The 69-year-old borrowed this pair from his grandson, to take a couple of laps at Nipissing First Nation's new $800,000 covered rink.

Back when he started with the Warriors in the late 1960s, they had nowhere to practice, other than the natural ice of Lake Nipissing.

Couchieis thrilled to see the new generation of Warriors wearing the same colours as they did.

"Same name, same logo and grandkids they try to wear their grandfather's number, eh?" he says.

"My grandson says 'Hey grandpa, you must have been a dirty player, everyone I see says 'a lot of stick work!'"

Frank Couchie during the heyday of the Nipissing Warriors in the late 1960s, early 1970s. (Nipissing First Nation )

The Warriors didn't have home icein the 1970s, but people from the community would flood into rinks where they were playing.

But where you sat was determined by the colour of your team's jersey and the colour of your skin.

Couchie says he look up in the stands during a game and see racial insults being hotly exchanged back and forth.

"They'd be arguing back and forth, yelling and we'd be on the ice doing the same thing. It was a good atmosphere," he remembers.

"But then after you see the guys you played against and have a beer and just a big laugh, eh? I have lots of friends I played against, I told them after the game 'It's over, it's over.'"

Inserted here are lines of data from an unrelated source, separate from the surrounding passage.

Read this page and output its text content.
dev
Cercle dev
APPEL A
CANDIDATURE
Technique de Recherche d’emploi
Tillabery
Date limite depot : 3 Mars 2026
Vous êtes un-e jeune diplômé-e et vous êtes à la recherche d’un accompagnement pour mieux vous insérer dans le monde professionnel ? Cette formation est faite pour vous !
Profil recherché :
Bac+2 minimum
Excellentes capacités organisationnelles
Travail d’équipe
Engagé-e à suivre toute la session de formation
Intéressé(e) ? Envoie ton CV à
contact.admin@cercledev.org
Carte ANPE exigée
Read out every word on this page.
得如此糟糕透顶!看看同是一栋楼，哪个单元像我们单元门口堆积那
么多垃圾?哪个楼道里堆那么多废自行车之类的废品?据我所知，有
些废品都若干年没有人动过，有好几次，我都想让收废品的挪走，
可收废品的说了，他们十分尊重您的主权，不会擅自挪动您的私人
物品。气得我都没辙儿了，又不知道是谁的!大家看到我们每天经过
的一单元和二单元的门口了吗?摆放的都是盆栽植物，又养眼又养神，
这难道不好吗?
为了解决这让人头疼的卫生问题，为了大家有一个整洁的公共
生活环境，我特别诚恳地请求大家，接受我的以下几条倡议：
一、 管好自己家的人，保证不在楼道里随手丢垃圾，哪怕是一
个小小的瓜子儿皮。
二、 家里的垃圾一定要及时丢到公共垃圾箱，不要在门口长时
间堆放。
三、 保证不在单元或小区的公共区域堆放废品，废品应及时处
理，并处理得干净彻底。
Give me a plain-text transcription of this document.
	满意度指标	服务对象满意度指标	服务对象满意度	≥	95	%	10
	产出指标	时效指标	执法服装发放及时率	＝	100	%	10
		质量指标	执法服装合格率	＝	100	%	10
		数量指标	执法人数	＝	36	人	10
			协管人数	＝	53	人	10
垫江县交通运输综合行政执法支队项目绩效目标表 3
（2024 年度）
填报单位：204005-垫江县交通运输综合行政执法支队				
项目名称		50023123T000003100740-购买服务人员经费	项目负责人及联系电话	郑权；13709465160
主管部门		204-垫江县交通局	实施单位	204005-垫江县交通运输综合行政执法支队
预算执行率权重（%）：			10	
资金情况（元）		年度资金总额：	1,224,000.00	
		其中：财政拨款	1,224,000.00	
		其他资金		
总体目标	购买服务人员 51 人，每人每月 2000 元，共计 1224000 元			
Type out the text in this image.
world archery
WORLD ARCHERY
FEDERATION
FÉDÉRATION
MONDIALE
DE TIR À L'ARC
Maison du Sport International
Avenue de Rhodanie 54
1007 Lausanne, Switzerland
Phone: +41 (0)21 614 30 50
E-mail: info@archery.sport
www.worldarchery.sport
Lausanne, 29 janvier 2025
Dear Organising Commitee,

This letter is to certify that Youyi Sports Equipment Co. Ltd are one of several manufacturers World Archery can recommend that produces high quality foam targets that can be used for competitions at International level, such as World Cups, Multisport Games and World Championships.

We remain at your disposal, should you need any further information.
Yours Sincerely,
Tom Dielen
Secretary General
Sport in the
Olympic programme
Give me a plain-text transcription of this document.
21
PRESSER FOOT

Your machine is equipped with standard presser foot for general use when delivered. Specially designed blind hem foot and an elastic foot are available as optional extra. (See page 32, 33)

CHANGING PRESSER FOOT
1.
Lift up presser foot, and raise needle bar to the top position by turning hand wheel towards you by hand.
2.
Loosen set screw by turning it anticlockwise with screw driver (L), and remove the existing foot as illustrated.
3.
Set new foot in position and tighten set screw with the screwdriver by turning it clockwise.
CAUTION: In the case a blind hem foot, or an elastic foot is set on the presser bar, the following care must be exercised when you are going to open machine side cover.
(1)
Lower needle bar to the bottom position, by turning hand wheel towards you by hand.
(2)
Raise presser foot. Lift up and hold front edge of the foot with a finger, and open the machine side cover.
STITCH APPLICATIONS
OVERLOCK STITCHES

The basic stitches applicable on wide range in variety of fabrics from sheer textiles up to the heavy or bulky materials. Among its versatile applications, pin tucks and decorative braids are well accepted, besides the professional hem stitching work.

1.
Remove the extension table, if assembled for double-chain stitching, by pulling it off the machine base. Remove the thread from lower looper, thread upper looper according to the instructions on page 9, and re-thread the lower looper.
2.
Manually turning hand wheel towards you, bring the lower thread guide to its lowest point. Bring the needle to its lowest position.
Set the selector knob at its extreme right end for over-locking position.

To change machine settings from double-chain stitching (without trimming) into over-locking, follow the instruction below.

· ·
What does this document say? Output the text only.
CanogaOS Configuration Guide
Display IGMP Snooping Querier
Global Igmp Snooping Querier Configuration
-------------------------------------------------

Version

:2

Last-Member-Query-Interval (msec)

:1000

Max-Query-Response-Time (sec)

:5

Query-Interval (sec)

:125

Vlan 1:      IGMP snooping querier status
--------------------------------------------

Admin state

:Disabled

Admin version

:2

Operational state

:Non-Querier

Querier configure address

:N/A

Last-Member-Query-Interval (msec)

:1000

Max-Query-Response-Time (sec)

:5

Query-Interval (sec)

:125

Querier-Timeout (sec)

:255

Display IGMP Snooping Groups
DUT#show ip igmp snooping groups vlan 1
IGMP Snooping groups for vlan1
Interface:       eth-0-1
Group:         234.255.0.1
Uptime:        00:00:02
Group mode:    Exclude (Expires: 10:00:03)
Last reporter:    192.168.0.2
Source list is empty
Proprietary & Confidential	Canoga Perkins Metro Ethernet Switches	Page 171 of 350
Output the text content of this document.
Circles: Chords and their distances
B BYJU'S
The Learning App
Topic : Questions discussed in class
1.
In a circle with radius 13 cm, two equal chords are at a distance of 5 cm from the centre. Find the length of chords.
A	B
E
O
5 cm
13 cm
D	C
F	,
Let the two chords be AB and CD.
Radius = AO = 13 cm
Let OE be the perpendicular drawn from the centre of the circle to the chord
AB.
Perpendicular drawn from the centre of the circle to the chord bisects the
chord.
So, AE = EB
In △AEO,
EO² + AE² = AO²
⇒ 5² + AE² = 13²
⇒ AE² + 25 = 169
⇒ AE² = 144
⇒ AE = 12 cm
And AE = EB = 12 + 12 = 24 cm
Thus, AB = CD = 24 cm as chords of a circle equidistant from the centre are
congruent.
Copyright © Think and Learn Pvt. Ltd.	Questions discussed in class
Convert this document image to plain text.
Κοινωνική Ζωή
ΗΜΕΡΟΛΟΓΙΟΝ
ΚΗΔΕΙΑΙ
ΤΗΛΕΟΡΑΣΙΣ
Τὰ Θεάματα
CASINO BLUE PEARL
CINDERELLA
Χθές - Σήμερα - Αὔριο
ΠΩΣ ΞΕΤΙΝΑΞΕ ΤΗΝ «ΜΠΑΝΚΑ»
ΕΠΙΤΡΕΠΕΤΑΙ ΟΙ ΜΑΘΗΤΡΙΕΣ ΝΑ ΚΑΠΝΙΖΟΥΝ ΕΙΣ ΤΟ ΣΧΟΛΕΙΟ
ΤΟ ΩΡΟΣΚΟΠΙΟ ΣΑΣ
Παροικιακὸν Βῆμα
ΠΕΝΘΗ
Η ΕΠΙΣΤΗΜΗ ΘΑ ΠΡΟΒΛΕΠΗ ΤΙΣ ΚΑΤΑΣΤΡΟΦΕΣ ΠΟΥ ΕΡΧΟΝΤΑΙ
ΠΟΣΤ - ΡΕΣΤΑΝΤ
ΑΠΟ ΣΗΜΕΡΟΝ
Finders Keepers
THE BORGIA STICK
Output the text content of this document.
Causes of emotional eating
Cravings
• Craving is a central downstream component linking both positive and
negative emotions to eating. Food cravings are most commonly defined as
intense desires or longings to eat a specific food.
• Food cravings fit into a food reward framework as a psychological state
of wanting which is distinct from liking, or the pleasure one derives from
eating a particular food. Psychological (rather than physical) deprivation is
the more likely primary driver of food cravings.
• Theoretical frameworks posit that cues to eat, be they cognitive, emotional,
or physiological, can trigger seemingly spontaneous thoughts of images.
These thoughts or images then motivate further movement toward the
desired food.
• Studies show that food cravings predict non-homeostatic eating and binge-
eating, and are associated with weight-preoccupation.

Nipissing First Nation Chief Scott McLeod says the Warriors hockey team in the 1970s set the stage for his community to get its identity back. (Erik White/CBC)

Scott McLeod went to a few of those Warriors games as a kid.

He later played forward wearing the same red and black jersey.

He's now the chief of Nipissing First Nation and believes those Warriors teams and all the success they had helped restore the community's pride at at time when it was struggling with alcoholism and poverty.

"You know I think they contributed to pulling us out of those dark periods and into the thriving community that we are today. It was about more than just hockey," MeLeodsays.

Nipissing First Nation last year partnered with Nipissing University and Regan Productions on a documentary film to tell the story of the Warriors.

McLeod says hockey is now a tradition for the Nipissing people, as it is for First Nations across the country.

"I look at it this way: hockey was born in Canada. Canada is First Nation country. So it's not so much a colonial sport, as it is a combined First Nation-settler sport," McLeod says.

"We just shine a little better than them," he adds with a laugh.